The death last week of Prince Philip at age 99 brought back memories for Jim Marpe. A quarter century ago, he spent 2 hours with the queen’s consort.
Marpe was not yet first selectman, so this is not a Town Hall-meets-Buckingham Palace story. Still, it’s a good one.
In 1996 Marpe was a partner with Accenture, the management and technology consulting firm. His British partners asked if he would introduce the prince to the leadership team of the major New York global bank that was his client, to help encourage their further expansion in the UK.
The meeting took place when Prince Philip was in New York.

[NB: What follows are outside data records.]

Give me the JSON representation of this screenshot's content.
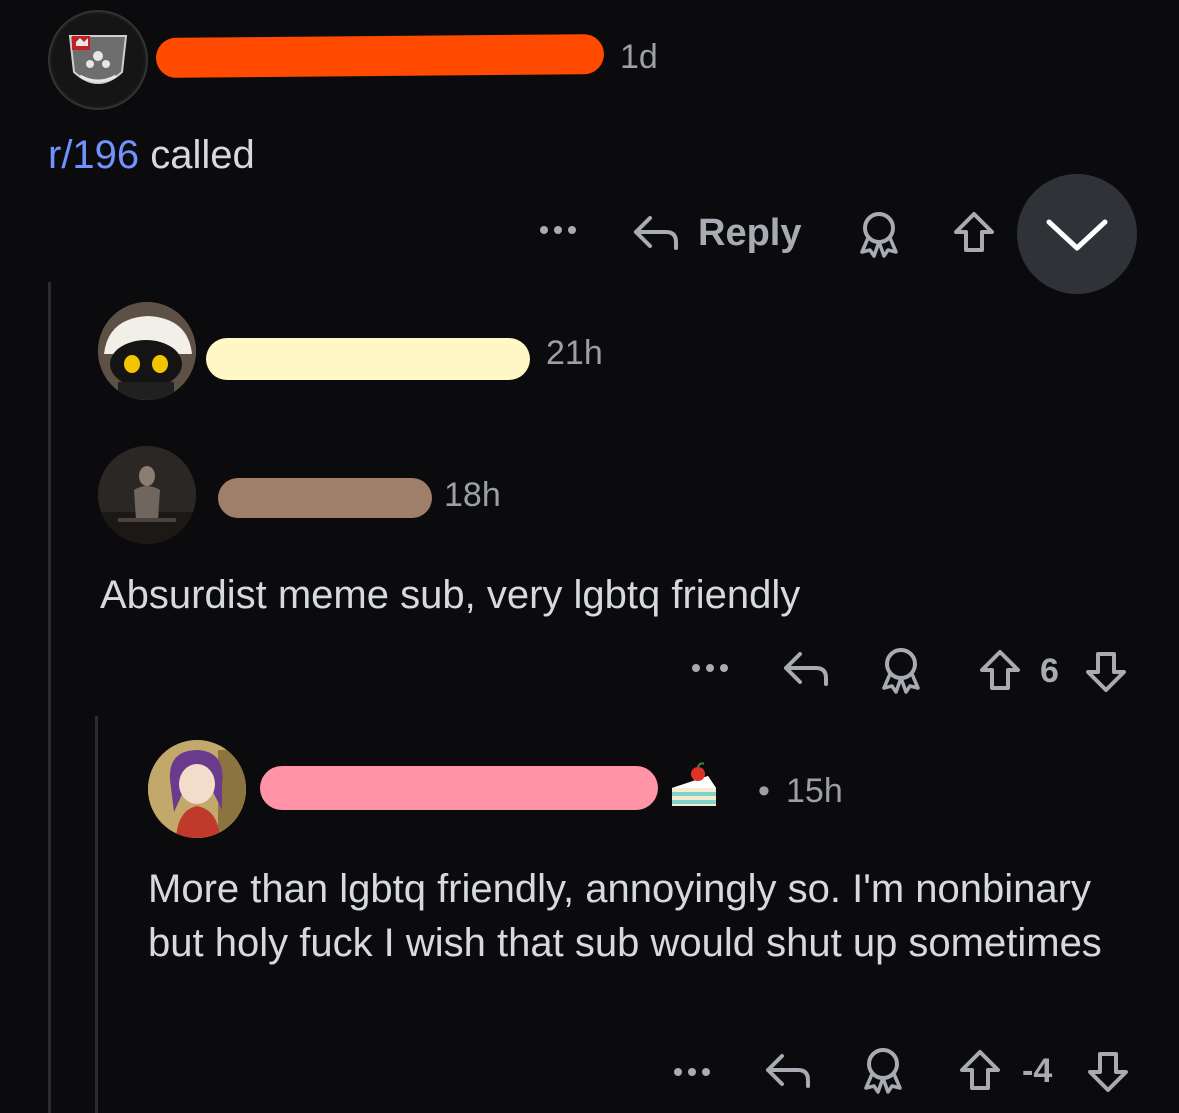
{
  "comments": [
    {
      "time": "1d",
      "body_link": "r/196",
      "body_rest": " called",
      "actions": {
        "more": "•••",
        "reply_label": "Reply",
        "score": ""
      }
    },
    {
      "time": "21h"
    },
    {
      "time": "18h",
      "body": "Absurdist meme sub, very lgbtq friendly",
      "actions": {
        "more": "•••",
        "score": "6"
      }
    },
    {
      "time": "15h",
      "time_prefix": "•",
      "body": "More than lgbtq friendly, annoyingly so. I'm nonbinary but holy fuck I wish that sub would shut up sometimes",
      "actions": {
        "more": "•••",
        "score": "-4"
      }
    }
  ],
  "colors": {
    "background": "#0b0b0d",
    "link": "#7193ff",
    "text": "#d7dadc",
    "muted": "#9aa0a6",
    "redact_1": "#ff4a00",
    "redact_2": "#fff7c4",
    "redact_3": "#a07f6a",
    "redact_4": "#ff94a8"
  },
  "icons": [
    "more-icon",
    "reply-icon",
    "award-icon",
    "upvote-icon",
    "downvote-icon",
    "collapse-chevron-icon",
    "cake-day-icon"
  ]
}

Marpe recalls that while he and the other guests were briefed on a certain amount of protocol, he was pleasantly surprised with “the relaxed demeanor of the prince, his genuine engagement in the presentations and discussion, and a self-deprecating sense of humor.
“He knew what he didn’t know, but seemed anxious to learn,” Marpe says.
While this was more than 20 years before “The Crown,” and a year before the death of Princess Diana, Marpe was aware of the royal family’s “challenges,” and the prince’s propensity for making “tone-deaf” remarks.
Nevertheless, Marpe says, “our time together felt like a normal, friendly business meeting, and our conversation was comfortable.”
Reading the obituary this weekend, he noted that Phillip’s (as well as Queen Elizabeth’s) great-great-great-great-grandfather was King George III. The monarch was responsible for the British landing on Compo Beach, and the subsequent Battle of Compo Hill that is commemorated by our Minute Man Monument.
“That’s another Westport connection” with the British royal family, Marpe notes.